Of particular interest here are Ellsbury and Lester, who could be a free agents at the end of next season. (The Sox hold an option on Lester for 2014, but the option is null and void if he is traded before then.) If the Sox believe that Ellsbury and Lester are destined to leave via free agency, they might be wise to trade them now, particularly during a season in which the Sox look like just one of the middle-class pack in the American League.
As for Beckett, consider the following: if you were the Texas Rangers and wanted a front-end starter, Hamels/Greinke/Dempster or Beckett provide dramatically different options. In the case of the former, there would be no draft compensation and the cost of re-signing the player would be exorbitant. In the case of the latter, the Rangers might give up a little more, but they would have Beckett locked up for two more years (a very reasonable risk for pitching) and be entitled to draft compensation when he departs.
Again, Door No. 2 is a very appealing option.

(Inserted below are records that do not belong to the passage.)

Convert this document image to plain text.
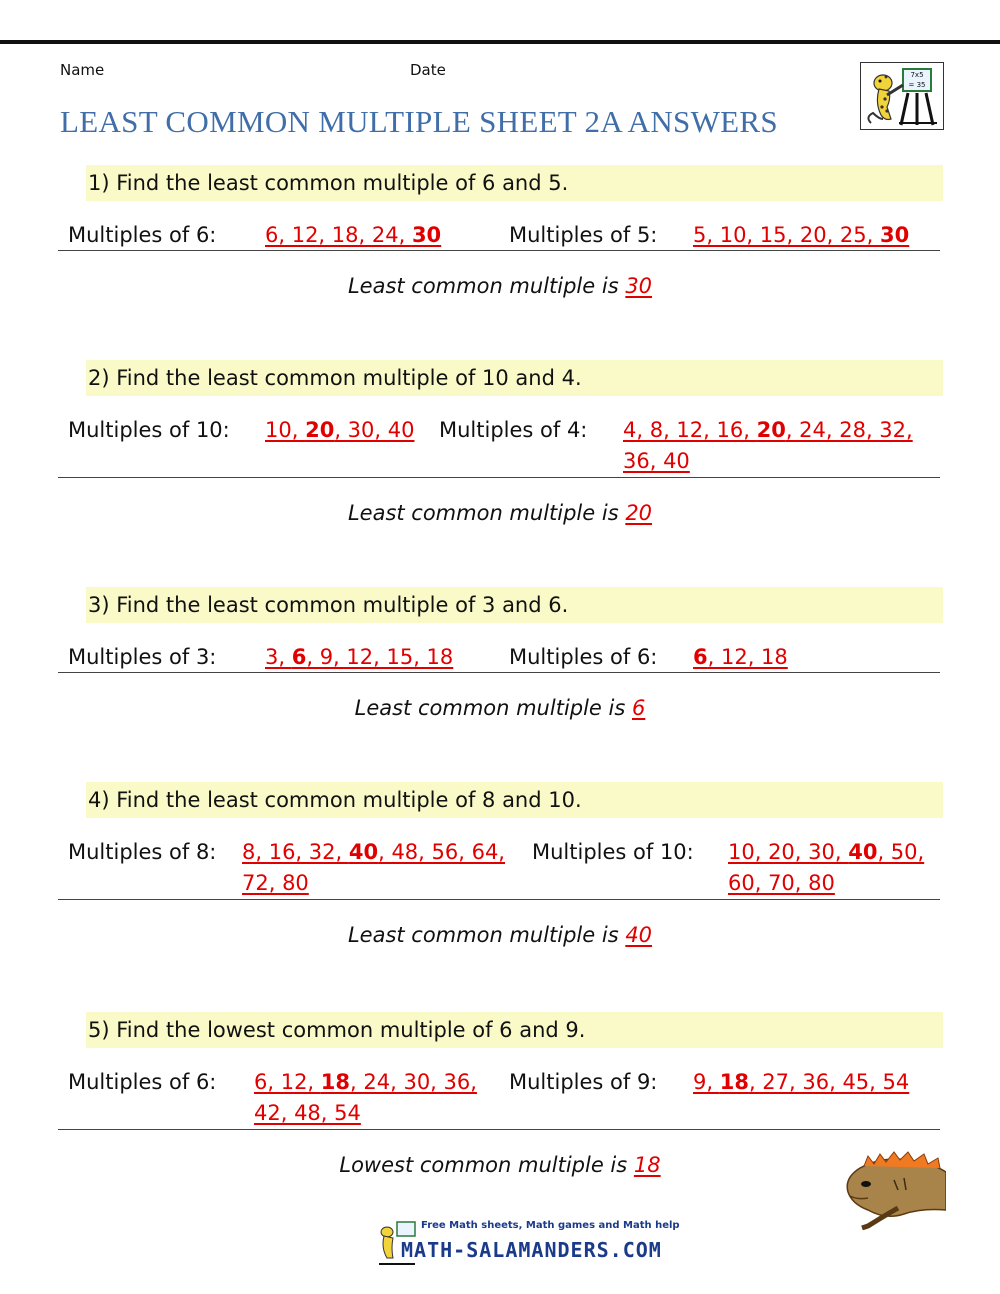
Name	Date
LEAST COMMON MULTIPLE SHEET 2A ANSWERS
7x5
= 35
1) Find the least common multiple of 6 and 5.
Multiples of 6: 6, 12, 18, 24, 30	Multiples of 5: 5, 10, 15, 20, 25, 30
Least common multiple is 30
2) Find the least common multiple of 10 and 4.
Multiples of 10: 10, 20, 30, 40 Multiples of 4: 4, 8, 12, 16, 20, 24, 28, 32,
36, 40
Least common multiple is 20
3) Find the least common multiple of 3 and 6.
Multiples of 3: 3, 6, 9, 12, 15, 18	Multiples of 6: 6, 12, 18
Least common multiple is 6
4) Find the least common multiple of 8 and 10.
Multiples of 8: 8, 16, 32, 40, 48, 56, 64,
72, 80
Multiples of 10: 10, 20, 30, 40, 50,
60, 70, 80
Least common multiple is 40
5) Find the lowest common multiple of 6 and 9.
Multiples of 6: 6, 12, 18, 24, 30, 36,
42, 48, 54
Multiples of 9: 9, 18, 27, 36, 45, 54
Lowest common multiple is 18
Free Math sheets, Math games and Math help
MATH-SALAMANDERS.COM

For all of major league baseball, the new rules changes are undoubtedly having a profound impact, particularly during an American League season in which an incredible 11 teams are, at worst, within two games of the final playoff spot. At the moment, there are 11 potential buyers and just three true sellers. In theory, that should fuel competition on the trade market. But the absence of draft compensation on many players means the bidding is likely low or non-existent at a time when it should be high, which cannot help but make you wonder if changes are in the game's future.
Maybe, as Shapiro later suggested on Twitter, there will be more action now before the Aug. 31 deadline for postseason eligibility, though deals after July 31 still would require players to clear waivers. Or maybe, after many years of speculation, baseball will indeed move the trading deadline back to, say, Aug. 15.
In the interim, we can all only stand by and watch as major league executives play a new game of poker almost entirely on the fly.